Hava Kuvvetleri "Mahrem İmamlar"I Davası - Son Dakika
Güncel

Hava Kuvvetleri "Mahrem İmamlar"I Davası

Hava Kuvvetleri "Mahrem İmamlar"I Davası

Fetullahçı Terör Örgütü'nün (FETÖ) Hava Kuvvetleri Komutanlığındaki mahrem yapılanmasına yönelik dava kapsamında 76 "mahrem imam" ile 81 askeri personelin yargılandığı davaya, sanık savunmalarıyla devam edildi.

17.07.2017 22:17
Twitter'da Paylaş Facebook'da Paylaş WhatsApp'da Paylaş

Fetullahçı Terör Örgütü'nün (FETÖ) Hava Kuvvetleri Komutanlığındaki mahrem yapılanmasına yönelik dava kapsamında 76 "mahrem imam" ile 81 askeri personelin yargılandığı davaya, sanık savunmalarıyla devam edildi.

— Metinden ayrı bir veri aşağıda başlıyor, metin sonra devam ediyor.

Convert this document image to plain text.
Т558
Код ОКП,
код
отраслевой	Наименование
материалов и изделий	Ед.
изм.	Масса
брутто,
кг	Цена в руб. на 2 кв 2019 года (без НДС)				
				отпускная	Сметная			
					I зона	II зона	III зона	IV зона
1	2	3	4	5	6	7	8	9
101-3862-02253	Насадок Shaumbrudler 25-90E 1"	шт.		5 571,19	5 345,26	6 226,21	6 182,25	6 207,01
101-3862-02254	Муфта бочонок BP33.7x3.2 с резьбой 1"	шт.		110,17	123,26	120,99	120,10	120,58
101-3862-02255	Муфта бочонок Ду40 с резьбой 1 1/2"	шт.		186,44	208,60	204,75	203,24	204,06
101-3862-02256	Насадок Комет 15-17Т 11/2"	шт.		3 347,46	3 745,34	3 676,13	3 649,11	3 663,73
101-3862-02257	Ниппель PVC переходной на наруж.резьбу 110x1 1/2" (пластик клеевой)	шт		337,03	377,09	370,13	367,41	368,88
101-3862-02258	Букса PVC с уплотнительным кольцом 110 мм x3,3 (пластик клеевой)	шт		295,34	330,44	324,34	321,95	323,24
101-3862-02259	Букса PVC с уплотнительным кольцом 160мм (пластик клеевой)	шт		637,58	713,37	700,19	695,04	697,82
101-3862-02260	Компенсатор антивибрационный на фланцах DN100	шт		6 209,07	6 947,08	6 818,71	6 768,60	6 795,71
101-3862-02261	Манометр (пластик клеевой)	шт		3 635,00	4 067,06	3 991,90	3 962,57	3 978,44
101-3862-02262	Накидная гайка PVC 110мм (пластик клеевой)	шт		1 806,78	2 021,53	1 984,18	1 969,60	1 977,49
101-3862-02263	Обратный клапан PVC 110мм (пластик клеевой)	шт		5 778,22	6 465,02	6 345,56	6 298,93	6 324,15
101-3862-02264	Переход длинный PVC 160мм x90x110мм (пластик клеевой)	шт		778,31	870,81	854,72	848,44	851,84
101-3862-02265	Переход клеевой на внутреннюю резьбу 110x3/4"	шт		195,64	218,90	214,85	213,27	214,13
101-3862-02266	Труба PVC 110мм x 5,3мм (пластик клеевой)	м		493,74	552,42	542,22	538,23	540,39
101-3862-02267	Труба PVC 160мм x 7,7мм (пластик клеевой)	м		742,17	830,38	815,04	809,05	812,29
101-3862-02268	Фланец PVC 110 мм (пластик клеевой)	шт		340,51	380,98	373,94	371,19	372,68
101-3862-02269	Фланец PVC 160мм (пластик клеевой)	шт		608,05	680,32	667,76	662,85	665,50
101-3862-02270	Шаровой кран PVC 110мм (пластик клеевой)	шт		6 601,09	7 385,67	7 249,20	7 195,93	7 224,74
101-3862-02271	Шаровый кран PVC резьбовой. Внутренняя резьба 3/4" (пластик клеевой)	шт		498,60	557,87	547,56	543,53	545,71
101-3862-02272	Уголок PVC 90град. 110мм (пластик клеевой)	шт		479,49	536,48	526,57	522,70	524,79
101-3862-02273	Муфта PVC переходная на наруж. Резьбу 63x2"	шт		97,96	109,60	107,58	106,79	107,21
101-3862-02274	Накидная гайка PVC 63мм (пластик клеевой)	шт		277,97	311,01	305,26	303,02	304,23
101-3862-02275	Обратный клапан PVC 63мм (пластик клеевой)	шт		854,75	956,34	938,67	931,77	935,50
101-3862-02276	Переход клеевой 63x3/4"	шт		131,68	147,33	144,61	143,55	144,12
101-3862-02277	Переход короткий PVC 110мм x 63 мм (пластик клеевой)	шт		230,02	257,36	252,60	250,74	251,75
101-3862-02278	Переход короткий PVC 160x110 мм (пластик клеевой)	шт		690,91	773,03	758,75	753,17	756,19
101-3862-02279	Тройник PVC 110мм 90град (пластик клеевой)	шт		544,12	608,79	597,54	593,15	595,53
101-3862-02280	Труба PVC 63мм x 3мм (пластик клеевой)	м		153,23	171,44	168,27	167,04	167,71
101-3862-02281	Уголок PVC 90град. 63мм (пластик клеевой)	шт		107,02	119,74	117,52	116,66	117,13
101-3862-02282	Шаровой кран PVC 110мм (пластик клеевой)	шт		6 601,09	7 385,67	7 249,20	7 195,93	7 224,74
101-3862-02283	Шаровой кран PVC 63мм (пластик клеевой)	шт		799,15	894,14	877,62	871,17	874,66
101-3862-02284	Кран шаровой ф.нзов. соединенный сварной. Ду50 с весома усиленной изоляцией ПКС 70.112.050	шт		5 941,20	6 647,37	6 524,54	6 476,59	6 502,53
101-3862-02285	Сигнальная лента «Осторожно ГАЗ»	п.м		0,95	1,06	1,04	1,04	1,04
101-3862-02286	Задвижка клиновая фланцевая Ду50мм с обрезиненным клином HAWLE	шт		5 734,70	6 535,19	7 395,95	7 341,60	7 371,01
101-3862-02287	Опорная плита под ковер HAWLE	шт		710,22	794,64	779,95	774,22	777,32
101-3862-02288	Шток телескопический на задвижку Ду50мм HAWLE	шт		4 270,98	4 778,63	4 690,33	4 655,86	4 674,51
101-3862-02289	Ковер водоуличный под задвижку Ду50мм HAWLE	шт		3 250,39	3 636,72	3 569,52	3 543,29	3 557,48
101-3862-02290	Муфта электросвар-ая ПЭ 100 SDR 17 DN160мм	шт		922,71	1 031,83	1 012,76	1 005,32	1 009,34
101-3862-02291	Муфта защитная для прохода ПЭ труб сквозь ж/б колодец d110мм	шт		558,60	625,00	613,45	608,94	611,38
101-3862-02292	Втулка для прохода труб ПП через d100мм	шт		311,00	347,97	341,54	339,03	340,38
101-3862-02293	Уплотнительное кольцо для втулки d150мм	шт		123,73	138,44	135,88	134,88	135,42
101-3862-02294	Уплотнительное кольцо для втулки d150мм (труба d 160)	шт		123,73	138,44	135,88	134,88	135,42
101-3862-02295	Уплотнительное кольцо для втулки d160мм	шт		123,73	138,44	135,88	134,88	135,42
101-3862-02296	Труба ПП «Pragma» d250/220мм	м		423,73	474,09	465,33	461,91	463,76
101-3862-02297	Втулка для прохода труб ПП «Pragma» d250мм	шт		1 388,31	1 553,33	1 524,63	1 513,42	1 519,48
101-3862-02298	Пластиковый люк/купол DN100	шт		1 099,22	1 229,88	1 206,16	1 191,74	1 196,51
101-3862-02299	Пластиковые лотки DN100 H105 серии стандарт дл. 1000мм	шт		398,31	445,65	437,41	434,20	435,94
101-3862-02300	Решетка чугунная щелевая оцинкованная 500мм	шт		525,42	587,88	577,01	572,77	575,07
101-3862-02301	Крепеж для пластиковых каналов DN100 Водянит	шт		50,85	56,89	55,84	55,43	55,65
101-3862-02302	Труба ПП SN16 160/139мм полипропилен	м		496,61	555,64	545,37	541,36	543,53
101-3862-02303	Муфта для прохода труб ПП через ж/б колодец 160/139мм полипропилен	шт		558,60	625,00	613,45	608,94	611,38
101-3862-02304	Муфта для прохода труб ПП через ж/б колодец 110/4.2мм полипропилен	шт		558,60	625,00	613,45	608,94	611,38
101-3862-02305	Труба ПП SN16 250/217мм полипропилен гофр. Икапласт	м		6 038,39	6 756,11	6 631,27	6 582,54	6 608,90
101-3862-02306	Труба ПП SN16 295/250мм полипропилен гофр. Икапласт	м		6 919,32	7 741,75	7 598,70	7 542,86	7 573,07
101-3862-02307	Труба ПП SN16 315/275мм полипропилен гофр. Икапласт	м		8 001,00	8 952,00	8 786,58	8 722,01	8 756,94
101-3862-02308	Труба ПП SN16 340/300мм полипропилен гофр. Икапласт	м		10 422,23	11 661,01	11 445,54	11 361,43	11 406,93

Ankara 16. Ağır Ceza Mahkemesince, Sincan Cezaevi Kampüsü'ndeki salonda görülen duruşmaya, sanıklar, avukatları ve yakınları ile Başbakanlık ve Milli Savunma Bakanlığı avukatları katıldı.

Sanıklardan eski Hava Pilot Üsteğmen Abdullah Özen, iftiraya uğradığını, ( Cumhurbaşkanlığı Külliyesi'nin önünü bombaladığını itiraf eden) eski Hava Pilot Üsteğmen Müslim Macit'in somut delile dayanmayan beyanı üzerine gözaltına alındığını, bu kişi dışında hakkında aleyhte ifadesi olan başka biri bulunmadığını söyledi.

Macit'in örgütün zarar görmemesi için FETÖ mensubu arkadaşlarının ismini gizleyip, kendisi gibi örgütle ilgisi bulunmayan kişilerin ismini verdiğini öne süren Özen, "Macit'in iddia ettiği gibi örgüt evlerine gittiğim kesinlikle doğru değil. Tayin olduğumuz İzmir Çiğli'de Macit ile ev kiralamadığım yalan, hatta onun ev kiraladığından dahi haberim yok." dedi.

Çiğli'den sonra Konya'ya tayin edildiklerini belirten Özen, burada da Müslim Macit ile hiçbir iletişiminin olmadığını savundu.

Konya'dan sonra Ankara'daki Öncel Filoya tayin edildiğini aktaran Özen, "Macit buradaki eğitimi birinci bitirdi, ben ise sonuncu olarak tamamladım. Örgüte üye olsam iyi bir dereceyle bitirmem gerekmez miydi? Oysa ben çok zorlanarak sonuncu olarak bitirdim. Zaten ilerleyen süreçte de sicilim bozuldu." diye konuştu.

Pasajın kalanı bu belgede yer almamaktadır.